Statistical Analysis of Total Annual Income of Households

Purpose of Assignment

a)To appreciate the usefulness and applications of major statistical concepts in data analysis and data inference.

b)To be able to apply the concepts learned in class to a real-world large data set. Working with real data highlights the true nature of Statistics, and allows students to draw useful and meaningful conclusions. Students will discover that insights gained from data leads to good decision-making in a specific context.

c)To enhance students’ ability to understand the what, whether and why of the context of the statistical calculations so that they can better communicate statistical ideas and strategies.

d)To recognize that many tedious statistical calculations, summaries, graphs, and charts can be implemented by appropriate software such as Microsoft Excel.

The following required tasks must be carried out at the minimum to satisfy the project’s requirements.

a)From the unzipped folder Project_Yourname, open the workbook named INCOMES.xlsx.

b)Click on the Documentation Sheet and complete the required documentation.

c)As you do your data analyses in this file, organize all your tasks in corresponding worksheets with appropriate names so that you can easily refer to them for explanations and insights when you write your final report.

d)Save your workbook often, and make sure to save it in the folder Project_Yourname.

Background: The normal distribution is the most important probability distribution in statistics because it fits many natural phenomena. As you have seen, most statistical tests rest upon the assumption of normality. Deviations from normality, called non-normality, render those statistical tests inaccurate, so it is important to know if your data are normal or non-normal. This knowledge is also important because if the population has a normal distribution, then the sample means will automatically have a normal distribution.

Do the following:

a)Suppose the focus of our data analysis is Total Annual Income of the households. So, we must check if population total annual income data is normally distributed or not.

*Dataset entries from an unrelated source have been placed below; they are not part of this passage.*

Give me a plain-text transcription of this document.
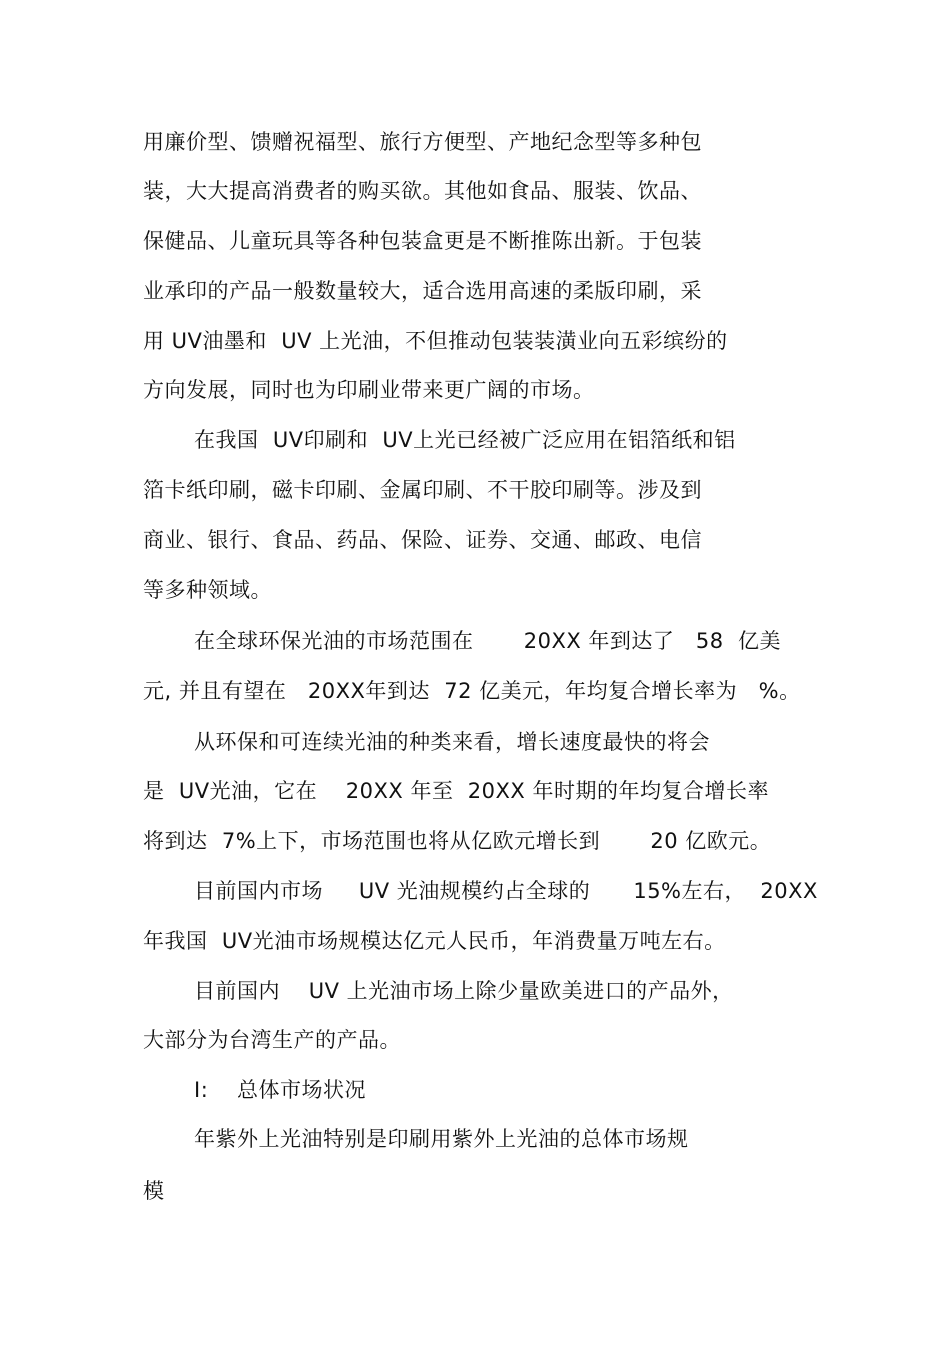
用廉价型、馈赠祝福型、旅行方便型、产地纪念型等多种包
装，大大提高消费者的购买欲。其他如食品、服装、饮品、
保健品、儿童玩具等各种包装盒更是不断推陈出新。于包装
业承印的产品一般数量较大，适合选用高速的柔版印刷，采
用 UV油墨和  UV 上光油，不但推动包装装潢业向五彩缤纷的
方向发展，同时也为印刷业带来更广阔的市场。
在我国  UV印刷和  UV上光已经被广泛应用在铝箔纸和铝
箔卡纸印刷，磁卡印刷、金属印刷、不干胶印刷等。涉及到
商业、银行、食品、药品、保险、证券、交通、邮政、电信
等多种领域。
在全球环保光油的市场范围在       20XX 年到达了   58  亿美
元, 并且有望在   20XX年到达  72 亿美元，年均复合增长率为   %。
从环保和可连续光油的种类来看，增长速度最快的将会
是  UV光油，它在    20XX 年至  20XX 年时期的年均复合增长率
将到达  7%上下，市场范围也将从亿欧元增长到       20 亿欧元。
目前国内市场     UV 光油规模约占全球的      15%左右，  20XX
年我国  UV光油市场规模达亿元人民币，年消费量万吨左右。
目前国内    UV 上光油市场上除少量欧美进口的产品外，
大部分为台湾生产的产品。
I:    总体市场状况
年紫外上光油特别是印刷用紫外上光油的总体市场规
模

b)Use any TWO Excel methods of your choice to determine the normality of the Total Annual Income population data. Both of the methods must lead to the same conclusion. Note that you must take into consideration all of the given total income data (50,000+) in the population since you are checking the normality of the population (and not the sample).

c)Report your findings with clear justifications and support in the written report.

Background: Even though our main focus of statistical study is the population, we normally don’t have enough resources to collect data about it. Sometimes, even if we want to, there may not be enough time or the individuals in the population may not be easily accessible.

Task 1 Organize the Excel File

Therefore, we study a part of the population called a random sample and draw conclusions about the whole population using the sample.

There are two kinds of sampling techniques: “with replacement” and “without replacement”. In “with replacement”, the selected subject is thrown back into the hat so to speak and, therefore, may be picked up again in the next round as part of the sample. So, in “with replacement” there may be duplicate subjects in the sample.

Because of the possibility of duplicates in the sample with replacement, many people prefer sampling without replacement. To find a sample without duplicates, you will use Excel’s RAND() function that returns an evenly distributed random real number greater than or equal to 0 and less than 1. A new random real number is returned every time the worksheet is calculated.

Do the following:

a)Using Excel’s RAND( ) function, generate one good random sample of size n = 100.

b)Next, analyze the data of this random sample using the Five-Number Summary table. Focus on the salient points noticed in the table.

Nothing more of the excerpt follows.